You moved into the next phase of caregiving. The fallout. The myriad of decisions, the stuff and schitt that you must sort through, the feelings of loss, and the unresolved, which still causes pain from old wounds.

I speak for myself but, why not vent here when you need to share frustration and just need support? Virtual or not, there are people here who care very much about you. What happens during the grief process is still very much a caregiving issue.

If you don't have time or energy, we can respect that too. I hope you can feel the caring energy sending you love, strength and support.

*********************************************************

Still keeping everyone else in my thoughts...I wanted to give a quick update and then I'll be gone for the rest of the day.

Operation dental compassion has been completed. The tooth has been cemented back onto the broken base and we will go from here. If "Liz" is to go to greater glory with her front teeth intact, she must now eat on plastic tableware. The dentist says that the only thing left to try is an acrylic cap, he was quite clear that this was a cosmetic fix and not expected to be permanent.
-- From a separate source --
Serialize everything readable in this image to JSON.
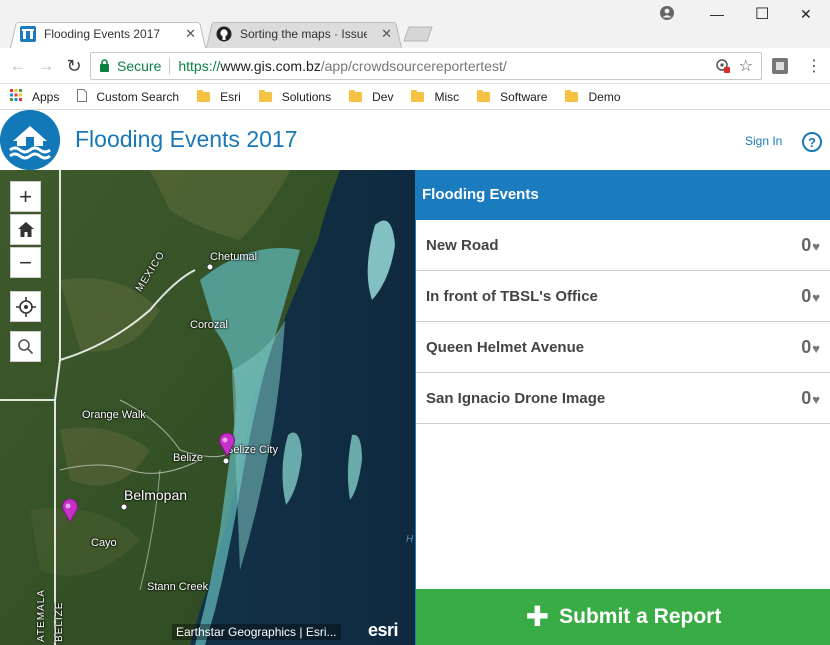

Seriously I hope we don't have to go there.

For the time being grandma's wailing has ceased and she is smiling like a cheshire cat. The morning was exhausting. She is like hauling 160 lbs of dead weight and yeah...she is a creeper. Each step is a shuffle, not a true step so it felt like it took an hour just to get her from the house to the car. Slllllloooooowwww motion there.

Interestingly enough, the dental assistant there is very sweet and kind. We are the same age and our interests are similar, we share a naughty little sense of humor and crack each other up. We are both photography buffs, she actually earns from the occupation, but the interests are definately there. She wanted to speak to me after the visit. I thought she wanted to ask me to go out on location with her but no....she asked me to go on a girls cruise with her and her friends in October for a week. Heh? Say what?

I suppose every broken tooth has a silver lining. How strange.

Perhaps I shouldn't struggle so hard against my "bonds" and just relax and be open to people I meet in the course of caring for grandma. Interesting day....

Now if only I can befriend someone at Vicky's...maybe I can get my boob-slings for free!

Love to all...Christina, Ladeeda, Ssk, Jsome, Jam, Lhardebeck, stillstanding, Rossella, Ted, Austin, Cuz, Peach, Miz, Bobbie, Rip, New folks....my apology if I missed anyone...my brain is melting.